To U.S. officials, this approach is almost unthinkable — as if the U.S. had decided it couldn’t or wouldn’t post armed guards with security clearances at the sites in Texas, New Mexico, and California where most of its bomb fuels are stored.

With the encouragement of the United States, Japan since 1978 has shut down a few research reactors that used such risky fissile fuels, sometimes converting them to use low-enriched uranium. But Japanese officials have until now resisted relinquishing the fuel at the Tokai facility, the largest research center of its kind in the world, because it will be difficult to replace.

Tsuyoshi Yamane, a silver-haired senior engineer at the site, told the Center for Public Integrity during a visit in November that there has been increasing “pressure imposed” by the international community, including the United States, for Tokai to halt its work with nuclear explosives.

He acknowledged that the facility is “very, very old” and that a room adjacent to the reactor in which fuel is assembled had cracked during the March 2011 earthquake. “Luckily, that was a day when there was no actual test or experimenting,” he said.

But Yamane said then that the fuel development done at Tokai could not be conducted using other, less dangerous materials. “The research groups who work here have said they need to use the system as it is, in order to carry out experiments and tests,” he said.

Two-thirds of that research, he said, is aimed at designing the most efficient fuels for fast breeders, a type of reactor that both consumes and produces plutonium. The United States, France and Britain all launched commercial fast breeder programs, only to abandon them in the 1980s and 1990s.

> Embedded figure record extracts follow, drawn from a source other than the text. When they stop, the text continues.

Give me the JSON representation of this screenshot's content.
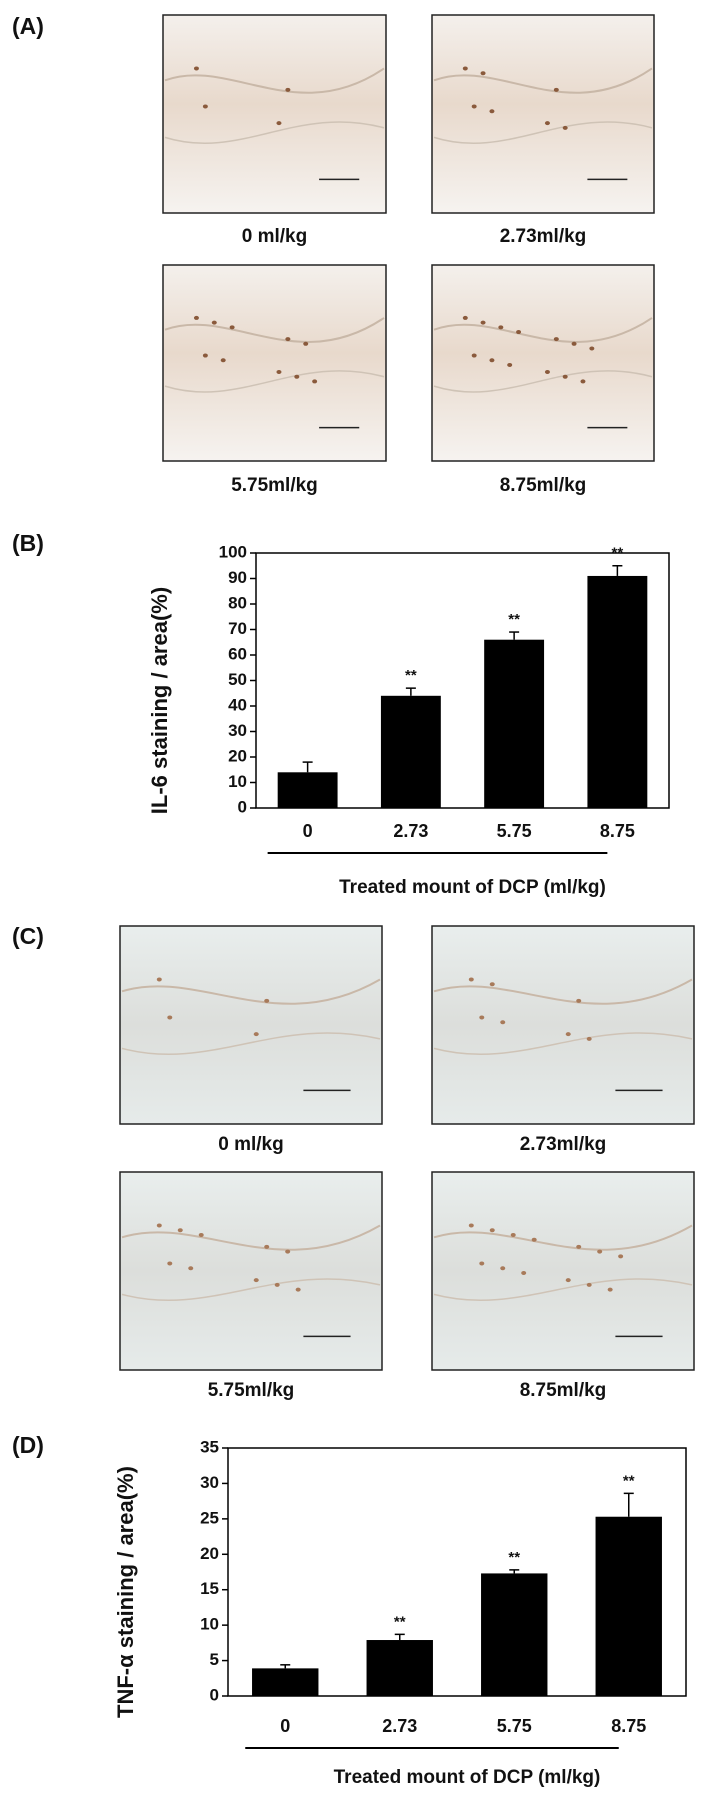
{
  "panels": {
    "A": {
      "letter": "(A)",
      "images": [
        {
          "label": "0 ml/kg"
        },
        {
          "label": "2.73ml/kg"
        },
        {
          "label": "5.75ml/kg"
        },
        {
          "label": "8.75ml/kg"
        }
      ]
    },
    "B": {
      "letter": "(B)"
    },
    "C": {
      "letter": "(C)",
      "images": [
        {
          "label": "0 ml/kg"
        },
        {
          "label": "2.73ml/kg"
        },
        {
          "label": "5.75ml/kg"
        },
        {
          "label": "8.75ml/kg"
        }
      ]
    },
    "D": {
      "letter": "(D)"
    }
  },
  "chart_data": [
    {
      "type": "bar",
      "y_label": "IL-6  staining / area(%)",
      "x_label": "Treated mount of DCP (ml/kg)",
      "categories": [
        "0",
        "2.73",
        "5.75",
        "8.75"
      ],
      "values": [
        14,
        44,
        66,
        91
      ],
      "errors": [
        4,
        3,
        3,
        4
      ],
      "significance": [
        null,
        "**",
        "**",
        "**"
      ],
      "color": "#000000",
      "ylim": [
        0,
        100
      ],
      "yticks": [
        0,
        10,
        20,
        30,
        40,
        50,
        60,
        70,
        80,
        90,
        100
      ]
    },
    {
      "type": "bar",
      "y_label": "TNF-α staining / area(%)",
      "x_label": "Treated mount of DCP (ml/kg)",
      "categories": [
        "0",
        "2.73",
        "5.75",
        "8.75"
      ],
      "values": [
        3.9,
        7.9,
        17.3,
        25.3
      ],
      "errors": [
        0.5,
        0.8,
        0.5,
        3.3
      ],
      "significance": [
        null,
        "**",
        "**",
        "**"
      ],
      "color": "#000000",
      "ylim": [
        0,
        35
      ],
      "yticks": [
        0,
        5,
        10,
        15,
        20,
        25,
        30,
        35
      ]
    }
  ]
}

Only Japan, Russia and India are still developing fast breeder reactors.

A Japanese official, who spoke on condition he not be identified, said a key issue in recent negotiations with Washington over the materials’ return was whether alternate fuels might be used for research at Tokai, possibly with U.S. or British help.

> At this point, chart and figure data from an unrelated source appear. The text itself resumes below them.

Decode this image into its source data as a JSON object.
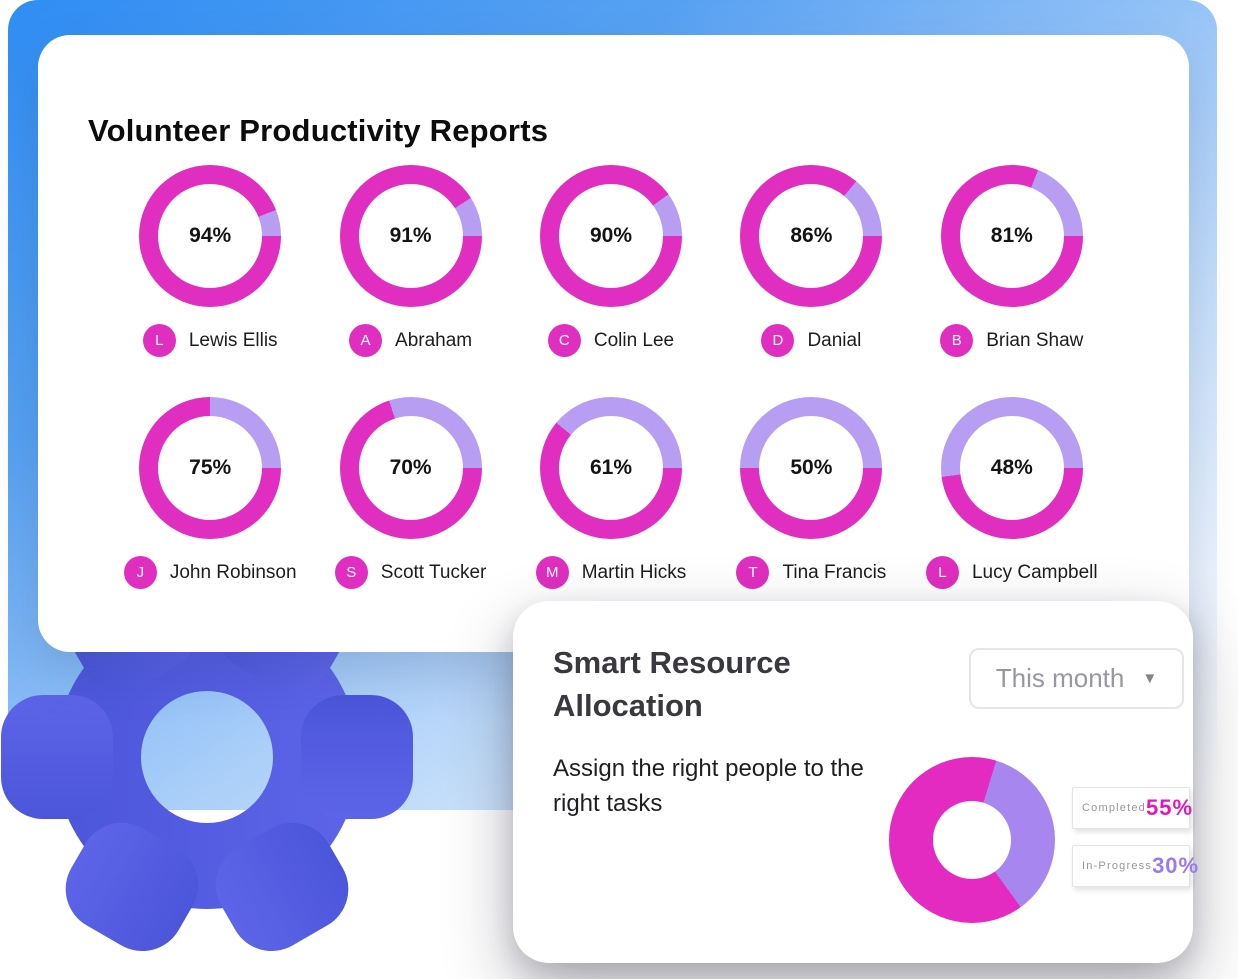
{
  "colors": {
    "progress": "#E02EC0",
    "remainder": "#B89EF2",
    "pie_completed": "#E32BC2",
    "pie_in_progress": "#A886F0",
    "legend_completed_value": "#E517B9",
    "legend_in_progress_value": "#9A79F1",
    "panel_blue": "#2F8DF3",
    "gear_indigo": "#545EE1"
  },
  "reports_card": {
    "title": "Volunteer Productivity Reports",
    "volunteers": [
      {
        "initial": "L",
        "name": "Lewis Ellis",
        "percent": 94
      },
      {
        "initial": "A",
        "name": "Abraham",
        "percent": 91
      },
      {
        "initial": "C",
        "name": "Colin Lee",
        "percent": 90
      },
      {
        "initial": "D",
        "name": "Danial",
        "percent": 86
      },
      {
        "initial": "B",
        "name": "Brian Shaw",
        "percent": 81
      },
      {
        "initial": "J",
        "name": "John Robinson",
        "percent": 75
      },
      {
        "initial": "S",
        "name": "Scott Tucker",
        "percent": 70
      },
      {
        "initial": "M",
        "name": "Martin Hicks",
        "percent": 61
      },
      {
        "initial": "T",
        "name": "Tina Francis",
        "percent": 50
      },
      {
        "initial": "L",
        "name": "Lucy Campbell",
        "percent": 48
      }
    ]
  },
  "allocation_card": {
    "title": "Smart Resource Allocation",
    "period_dropdown": {
      "value": "This month",
      "caret": "▼"
    },
    "description": "Assign the right people to the right tasks",
    "donut": {
      "completed": 55,
      "in_progress": 30,
      "start_angle_deg": 17
    },
    "legend": [
      {
        "label": "Completed",
        "value": "55%"
      },
      {
        "label": "In-Progress",
        "value": "30%"
      }
    ]
  },
  "chart_data": [
    {
      "type": "pie",
      "variant": "donut-progress-rings",
      "title": "Volunteer Productivity Reports",
      "series": [
        {
          "name": "Lewis Ellis",
          "value": 94
        },
        {
          "name": "Abraham",
          "value": 91
        },
        {
          "name": "Colin Lee",
          "value": 90
        },
        {
          "name": "Danial",
          "value": 86
        },
        {
          "name": "Brian Shaw",
          "value": 81
        },
        {
          "name": "John Robinson",
          "value": 75
        },
        {
          "name": "Scott Tucker",
          "value": 70
        },
        {
          "name": "Martin Hicks",
          "value": 61
        },
        {
          "name": "Tina Francis",
          "value": 50
        },
        {
          "name": "Lucy Campbell",
          "value": 48
        }
      ],
      "unit": "%",
      "progress_color": "#E02EC0",
      "remainder_color": "#B89EF2"
    },
    {
      "type": "pie",
      "variant": "donut",
      "title": "Smart Resource Allocation",
      "categories": [
        "Completed",
        "In-Progress"
      ],
      "values": [
        55,
        30
      ],
      "unit": "%",
      "colors": [
        "#E32BC2",
        "#A886F0"
      ],
      "legend_position": "right"
    }
  ]
}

During a recent visit, Yamane led his entourage down a corridor lined with dingy beige walls, with linoleum peeling off floors beneath fluorescent lights. After the visitors picked up dosimeter badges and put on white overalls, slippers, and hats, they moved through an airlock into the reactor workroom. A construction crew and foreman were working inside the room, repairing the building and replacing an overhead crane. One worker was seen carrying a heavy tool bag through the main airlock without any escort.

Under current Japanese practices, these subsidiary workers also are not subjected to detailed background checks.

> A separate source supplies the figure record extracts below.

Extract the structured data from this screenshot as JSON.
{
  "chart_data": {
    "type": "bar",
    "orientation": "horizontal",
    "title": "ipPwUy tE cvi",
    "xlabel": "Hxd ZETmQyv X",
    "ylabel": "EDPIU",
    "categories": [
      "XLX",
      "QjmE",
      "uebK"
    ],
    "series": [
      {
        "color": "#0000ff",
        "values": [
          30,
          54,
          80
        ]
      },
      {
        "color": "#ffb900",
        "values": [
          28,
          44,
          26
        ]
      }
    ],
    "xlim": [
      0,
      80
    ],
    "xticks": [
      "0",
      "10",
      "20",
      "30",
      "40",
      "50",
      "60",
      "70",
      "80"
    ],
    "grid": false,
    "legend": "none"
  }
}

The Fast Critical Assembly at present consists of two steel honeycombs, about eight feet high and eight feet wide, facing one another. To conduct the fuel studies, wafers of plutonium or uranium 2 inches by 2 inches or 1½ inches by 1½ inches are assembled by hand in trays resembling those that hold library catalogue cards and inserted into the cells. The low-power reactor goes critical — the nuclear chain reaction begins — when the two sides of the apparatus are pushed together.

The direct involvement of the researchers in manipulating the disks greatly increases the risk of theft or diversion, according to U.S. experts who have visited the plant.

No diversion has ever been documented. But another facility at the Tokai research center — the Plutonium Fuel Production Facility — has acknowledged difficulties in keeping track of its plutonium. It opened in October 1988 to develop fuels for a small experimental breeder reactor. But by 1994 about 152 pounds of plutonium — enough for about 23 bombs — was missing, a fact first reported by the late Paul Leventhal of the Nuclear Control Institute of Washington.

As a result, the International Atomic Energy Agency asked Tokai’s operators to shut down the fuel plant, cut up the equipment and measure the plutonium stuck inside it. Officials spent two years and $100 million on the effort, and whittled the “missing” plutonium down to about 22 pounds — still about three bombs’ worth. That was the best they said they could do.

Jonathan Lalley, assistant press secretary for national security at the White House, said return of the plutonium from the Fast Critical Assembly was the subject of an “ongoing negotiation.” But other informed sources in both countries said the deal was done.